Makna Empati dalam Islam

Empati adalah kemampuan untuk memahami dan merasakan apa yang dialami oleh orang lain dari sudut pandang mereka. Dalam Islam, empati bukan sekadar konsep psikologi modern, melainkan bagian mendasar dari keimanan yang dikenal dengan istilah itishaf atau merasakan penderitaan sesama. Islam mengajarkan umatnya untuk memiliki hati yang lembut dan peka terhadap kondisi sosial di sekitarnya.

Rasulullah ﷺ sebagai Teladan Empati Tertinggi

Nabi Muhammad ﷺ adalah pribadi yang memiliki tingkat empati paling tinggi. Beliau senantiasa merasakan kesulitan yang menimpa umatnya dan sangat menginginkan keselamatan serta kebahagiaan bagi mereka. Sifat ini diabadikan oleh Allah ﷻ dalam Al-Qur’an:

لَقَدْ جَاءَكُمْ رَسُولٌ مِنْ أَنْفُسِكُمْ عَزِيزٌ عَلَيْهِ مَا عَنِتُّمْ حَرِيصٌ عَلَيْكُمْ بِالْمُؤْمِنِينَ رَءُوفٌ رَحِيمٌ

Sungguh, telah datang kepadamu seorang Rasul dari kaummu sendiri, berat terasa olehnya penderitaanmu, sangat menginginkan (keimanan dan keselamatan) bagimu, amat belas kasihan lagi penyayang terhadap orang-orang mukmin. (QS. At-Taubah: 128).

Perumpamaan Satu Tubuh dalam Persaudaraan

Empati dalam Islam diwujudkan dalam bentuk persaudaraan yang erat. Seorang Muslim diperintahkan untuk memandang Muslim lainnya sebagai bagian dari dirinya sendiri. Jika ada satu anggota masyarakat yang tersakiti atau mengalami kesulitan, maka yang lain pun harus ikut merasakannya dan berusaha membantu.

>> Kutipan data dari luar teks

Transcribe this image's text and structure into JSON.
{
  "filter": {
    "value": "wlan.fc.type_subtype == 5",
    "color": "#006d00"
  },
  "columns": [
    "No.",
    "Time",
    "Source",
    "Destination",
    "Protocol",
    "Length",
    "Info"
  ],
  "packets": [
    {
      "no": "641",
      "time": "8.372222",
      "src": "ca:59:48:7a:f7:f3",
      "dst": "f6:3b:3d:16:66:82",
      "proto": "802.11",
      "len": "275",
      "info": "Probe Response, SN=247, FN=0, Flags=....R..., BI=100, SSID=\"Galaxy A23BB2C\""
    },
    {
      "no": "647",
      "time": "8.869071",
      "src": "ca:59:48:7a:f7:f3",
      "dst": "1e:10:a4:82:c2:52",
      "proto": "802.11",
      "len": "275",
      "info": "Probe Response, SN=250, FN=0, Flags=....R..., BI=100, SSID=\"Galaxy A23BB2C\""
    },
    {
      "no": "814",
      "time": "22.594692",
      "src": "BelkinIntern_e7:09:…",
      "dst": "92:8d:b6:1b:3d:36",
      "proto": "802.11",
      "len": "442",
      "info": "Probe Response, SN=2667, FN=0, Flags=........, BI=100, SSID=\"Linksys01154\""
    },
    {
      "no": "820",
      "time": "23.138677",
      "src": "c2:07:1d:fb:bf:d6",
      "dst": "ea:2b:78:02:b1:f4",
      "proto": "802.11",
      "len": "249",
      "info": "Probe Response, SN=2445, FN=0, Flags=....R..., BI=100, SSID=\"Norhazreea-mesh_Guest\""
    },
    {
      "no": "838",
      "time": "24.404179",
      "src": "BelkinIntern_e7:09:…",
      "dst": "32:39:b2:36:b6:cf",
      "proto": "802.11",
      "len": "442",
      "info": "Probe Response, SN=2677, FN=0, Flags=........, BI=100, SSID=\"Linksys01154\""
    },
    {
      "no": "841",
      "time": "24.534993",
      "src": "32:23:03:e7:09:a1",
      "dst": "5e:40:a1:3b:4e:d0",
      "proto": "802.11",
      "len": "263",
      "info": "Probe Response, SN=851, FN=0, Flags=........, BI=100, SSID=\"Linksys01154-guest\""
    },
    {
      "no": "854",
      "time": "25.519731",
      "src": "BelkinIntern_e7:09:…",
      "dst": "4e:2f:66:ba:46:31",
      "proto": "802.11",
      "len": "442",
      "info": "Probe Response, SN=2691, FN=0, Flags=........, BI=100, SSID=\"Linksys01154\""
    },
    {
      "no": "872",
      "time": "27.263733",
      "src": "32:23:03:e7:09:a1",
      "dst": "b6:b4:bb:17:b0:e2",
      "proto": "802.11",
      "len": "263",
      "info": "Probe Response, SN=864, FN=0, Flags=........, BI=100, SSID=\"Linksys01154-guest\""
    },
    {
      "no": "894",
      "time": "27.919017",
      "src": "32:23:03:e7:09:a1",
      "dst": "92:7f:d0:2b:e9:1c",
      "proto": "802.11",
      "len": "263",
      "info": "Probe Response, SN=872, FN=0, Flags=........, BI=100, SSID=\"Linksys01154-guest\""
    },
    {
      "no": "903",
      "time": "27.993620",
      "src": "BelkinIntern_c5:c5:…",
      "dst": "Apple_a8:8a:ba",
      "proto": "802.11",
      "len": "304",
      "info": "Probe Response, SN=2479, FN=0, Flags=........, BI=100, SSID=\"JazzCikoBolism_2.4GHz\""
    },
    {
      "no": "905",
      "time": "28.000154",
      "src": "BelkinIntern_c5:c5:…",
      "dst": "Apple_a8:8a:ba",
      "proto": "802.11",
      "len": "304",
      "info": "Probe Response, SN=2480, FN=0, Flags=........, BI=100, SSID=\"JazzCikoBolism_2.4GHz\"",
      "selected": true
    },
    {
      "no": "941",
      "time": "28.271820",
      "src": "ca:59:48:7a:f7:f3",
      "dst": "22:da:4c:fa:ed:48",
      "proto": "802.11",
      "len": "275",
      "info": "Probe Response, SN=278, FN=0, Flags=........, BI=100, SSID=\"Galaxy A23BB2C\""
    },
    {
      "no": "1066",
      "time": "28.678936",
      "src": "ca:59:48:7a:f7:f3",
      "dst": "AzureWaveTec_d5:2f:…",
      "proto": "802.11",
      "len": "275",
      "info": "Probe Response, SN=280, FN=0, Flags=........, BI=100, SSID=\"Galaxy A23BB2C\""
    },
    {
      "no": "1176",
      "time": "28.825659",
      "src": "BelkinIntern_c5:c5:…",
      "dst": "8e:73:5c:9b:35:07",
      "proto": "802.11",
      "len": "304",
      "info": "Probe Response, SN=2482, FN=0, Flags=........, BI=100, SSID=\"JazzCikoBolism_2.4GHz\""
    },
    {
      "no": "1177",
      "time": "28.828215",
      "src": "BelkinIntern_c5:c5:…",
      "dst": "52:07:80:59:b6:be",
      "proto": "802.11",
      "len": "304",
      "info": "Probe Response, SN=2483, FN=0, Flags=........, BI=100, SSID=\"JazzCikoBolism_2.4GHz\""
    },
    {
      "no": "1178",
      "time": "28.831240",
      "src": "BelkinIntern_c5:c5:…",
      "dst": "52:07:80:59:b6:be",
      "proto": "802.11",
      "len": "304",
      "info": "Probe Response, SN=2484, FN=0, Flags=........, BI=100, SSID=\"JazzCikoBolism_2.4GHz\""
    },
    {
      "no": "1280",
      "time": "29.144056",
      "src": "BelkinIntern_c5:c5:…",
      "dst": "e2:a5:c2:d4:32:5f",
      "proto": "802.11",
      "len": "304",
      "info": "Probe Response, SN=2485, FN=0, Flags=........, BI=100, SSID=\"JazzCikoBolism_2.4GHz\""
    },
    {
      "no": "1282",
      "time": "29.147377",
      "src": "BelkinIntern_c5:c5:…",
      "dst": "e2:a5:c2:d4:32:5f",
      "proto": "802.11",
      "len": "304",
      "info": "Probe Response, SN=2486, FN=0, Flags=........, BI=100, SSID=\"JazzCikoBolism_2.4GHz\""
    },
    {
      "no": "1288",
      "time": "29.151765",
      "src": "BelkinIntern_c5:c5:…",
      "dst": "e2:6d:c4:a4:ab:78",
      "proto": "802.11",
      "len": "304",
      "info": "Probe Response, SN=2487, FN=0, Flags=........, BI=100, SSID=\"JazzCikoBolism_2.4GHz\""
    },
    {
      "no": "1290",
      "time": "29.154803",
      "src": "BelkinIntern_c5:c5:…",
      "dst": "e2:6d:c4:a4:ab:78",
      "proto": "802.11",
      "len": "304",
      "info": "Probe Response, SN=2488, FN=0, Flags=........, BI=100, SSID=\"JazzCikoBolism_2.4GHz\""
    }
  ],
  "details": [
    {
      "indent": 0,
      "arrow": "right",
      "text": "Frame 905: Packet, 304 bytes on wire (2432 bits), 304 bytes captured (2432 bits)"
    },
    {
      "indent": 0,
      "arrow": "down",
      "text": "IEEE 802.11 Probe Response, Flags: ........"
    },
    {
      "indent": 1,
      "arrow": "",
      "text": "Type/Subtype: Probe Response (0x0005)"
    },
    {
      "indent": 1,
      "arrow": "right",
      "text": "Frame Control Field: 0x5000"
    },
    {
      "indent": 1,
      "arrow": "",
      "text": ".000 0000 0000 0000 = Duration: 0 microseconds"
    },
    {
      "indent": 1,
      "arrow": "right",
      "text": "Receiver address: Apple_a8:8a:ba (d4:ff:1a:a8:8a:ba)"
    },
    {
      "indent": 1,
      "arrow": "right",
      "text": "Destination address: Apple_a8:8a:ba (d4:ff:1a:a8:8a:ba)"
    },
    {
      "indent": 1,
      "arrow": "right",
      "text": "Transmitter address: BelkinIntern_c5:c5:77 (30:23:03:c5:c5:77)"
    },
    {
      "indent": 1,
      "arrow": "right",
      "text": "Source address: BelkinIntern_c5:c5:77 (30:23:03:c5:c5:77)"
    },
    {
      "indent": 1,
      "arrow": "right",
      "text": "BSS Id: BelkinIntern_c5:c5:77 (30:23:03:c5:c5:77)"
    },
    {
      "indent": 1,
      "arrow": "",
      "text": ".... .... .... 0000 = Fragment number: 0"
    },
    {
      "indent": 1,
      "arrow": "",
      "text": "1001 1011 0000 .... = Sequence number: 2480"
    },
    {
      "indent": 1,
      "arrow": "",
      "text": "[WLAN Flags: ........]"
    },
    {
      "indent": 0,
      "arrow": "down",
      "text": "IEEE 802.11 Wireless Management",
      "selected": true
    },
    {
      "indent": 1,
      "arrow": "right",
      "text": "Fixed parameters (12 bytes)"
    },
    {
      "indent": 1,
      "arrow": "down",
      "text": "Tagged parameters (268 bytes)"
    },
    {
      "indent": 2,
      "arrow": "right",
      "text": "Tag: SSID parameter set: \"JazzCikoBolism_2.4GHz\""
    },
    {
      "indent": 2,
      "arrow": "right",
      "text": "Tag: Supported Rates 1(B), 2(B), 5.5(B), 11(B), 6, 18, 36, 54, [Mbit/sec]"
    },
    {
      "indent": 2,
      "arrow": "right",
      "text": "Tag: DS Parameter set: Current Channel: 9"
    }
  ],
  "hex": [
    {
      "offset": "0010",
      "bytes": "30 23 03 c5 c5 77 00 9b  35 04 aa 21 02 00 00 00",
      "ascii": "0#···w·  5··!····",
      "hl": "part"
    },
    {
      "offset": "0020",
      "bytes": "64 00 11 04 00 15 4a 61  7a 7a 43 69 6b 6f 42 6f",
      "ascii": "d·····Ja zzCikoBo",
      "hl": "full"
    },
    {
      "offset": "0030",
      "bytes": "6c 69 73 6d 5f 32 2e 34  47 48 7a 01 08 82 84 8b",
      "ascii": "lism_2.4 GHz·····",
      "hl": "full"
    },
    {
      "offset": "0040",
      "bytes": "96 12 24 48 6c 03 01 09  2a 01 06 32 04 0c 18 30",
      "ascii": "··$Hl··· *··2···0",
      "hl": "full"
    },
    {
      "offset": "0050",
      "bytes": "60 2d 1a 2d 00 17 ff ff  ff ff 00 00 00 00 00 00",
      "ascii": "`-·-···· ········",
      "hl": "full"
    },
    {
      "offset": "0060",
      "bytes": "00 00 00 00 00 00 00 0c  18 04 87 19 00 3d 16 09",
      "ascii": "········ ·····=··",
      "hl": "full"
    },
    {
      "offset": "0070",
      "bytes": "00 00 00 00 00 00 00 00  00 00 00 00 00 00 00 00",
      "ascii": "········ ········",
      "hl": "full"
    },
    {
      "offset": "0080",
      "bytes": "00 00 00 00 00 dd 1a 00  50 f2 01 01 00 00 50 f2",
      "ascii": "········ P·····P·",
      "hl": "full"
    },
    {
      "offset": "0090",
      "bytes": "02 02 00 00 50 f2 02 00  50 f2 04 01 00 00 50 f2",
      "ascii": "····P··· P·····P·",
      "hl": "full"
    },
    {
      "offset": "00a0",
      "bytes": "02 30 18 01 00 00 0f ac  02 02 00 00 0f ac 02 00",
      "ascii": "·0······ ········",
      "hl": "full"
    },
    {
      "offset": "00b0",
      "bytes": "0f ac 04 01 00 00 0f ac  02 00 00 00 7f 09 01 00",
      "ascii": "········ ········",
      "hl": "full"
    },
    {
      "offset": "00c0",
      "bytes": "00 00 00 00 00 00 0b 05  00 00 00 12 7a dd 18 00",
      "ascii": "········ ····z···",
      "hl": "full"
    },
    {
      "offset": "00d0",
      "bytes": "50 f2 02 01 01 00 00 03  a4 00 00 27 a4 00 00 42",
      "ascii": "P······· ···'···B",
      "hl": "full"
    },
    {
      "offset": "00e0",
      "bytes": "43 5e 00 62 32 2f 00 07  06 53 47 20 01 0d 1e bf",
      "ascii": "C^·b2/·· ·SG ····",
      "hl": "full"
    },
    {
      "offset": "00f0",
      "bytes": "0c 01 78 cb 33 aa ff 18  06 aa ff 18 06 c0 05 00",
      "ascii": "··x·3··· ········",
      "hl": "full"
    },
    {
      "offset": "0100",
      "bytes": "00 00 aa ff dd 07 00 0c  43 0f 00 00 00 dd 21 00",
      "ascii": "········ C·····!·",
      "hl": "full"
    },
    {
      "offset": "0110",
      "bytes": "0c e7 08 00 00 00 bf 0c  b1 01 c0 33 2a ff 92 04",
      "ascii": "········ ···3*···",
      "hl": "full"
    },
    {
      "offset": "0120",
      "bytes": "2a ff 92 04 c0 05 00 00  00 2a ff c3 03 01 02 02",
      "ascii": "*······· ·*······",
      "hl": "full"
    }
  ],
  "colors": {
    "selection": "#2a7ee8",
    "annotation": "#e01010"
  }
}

Sahabat Nu’man bin Basyir رضي الله عنهما meriwayatkan bahwa Rasulullah ﷺ bersabda:

مَثَلُ الْمُؤْمِنِينَ فِي تَوَادِّهِمْ وَتَرَاحُمِهِمْ وَتَعَاطُفِهِمْ مَثَلُ الْجَسَدِ إِذَا اشْتَكَى مِنْهُ عُضْوٌ تَدَاعَى لَهُ سَائِرُ الْجَسَدِ بِالسَّهَرِ وَالْحُمَّى

Perumpamaan orang-orang mukmin dalam hal saling mencintai, menyayangi, dan menyantuni di antara mereka adalah seperti satu tubuh. Apabila ada salah satu anggota tubuh yang sakit, maka seluruh tubuhnya akan ikut terjaga (tidak bisa tidur) dan merasa demam. (HR. Bukhari dan Muslim).

Empati sebagai Kunci Pertolongan Allah ﷻ

Islam memotivasi umatnya untuk terus mengasah empati karena tindakan nyata dari rasa empati tersebut akan mendatangkan bantuan dari Allah ﷻ. Ketika kita meluangkan waktu, tenaga, atau harta untuk meringankan beban orang lain, Allah ﷻ menjamin akan memudahkan urusan kita di dunia maupun di akhirat.

Diriwayatkan dari sahabat Abu Hurairah رضي الله عنه, Rasulullah ﷺ bersabda:

وَاللَّهُ فِي عَوْنِ الْعَبْدِ مَا كَانَ الْعَبْدُ فِي عَوْنِ أَخِيهِ

Dan Allah senantiasa menolong hamba-Nya selama hamba tersebut menolong saudaranya. (HR. Muslim).

Cara Menumbuhkan Empati dalam Keseharian

Menumbuhkan empati dapat dilakukan dengan langkah-langkah sederhana namun bermakna, di antaranya:

  1. Mendengarkan keluh kesah orang lain dengan penuh perhatian tanpa menghakimi.

  2. Membayangkan diri sendiri berada di posisi orang yang sedang tertimpa musibah.

  3. Menjenguk orang sakit dan memberikan semangat.

  4. Memberikan bantuan kepada fakir miskin tanpa menunggu diminta.

Dengan menghidupkan rasa empati, seorang Muslim tidak hanya menjalankan kewajiban sosial, tetapi juga sedang memperindah akhlaknya menuju derajat ketakwaan yang lebih tinggi.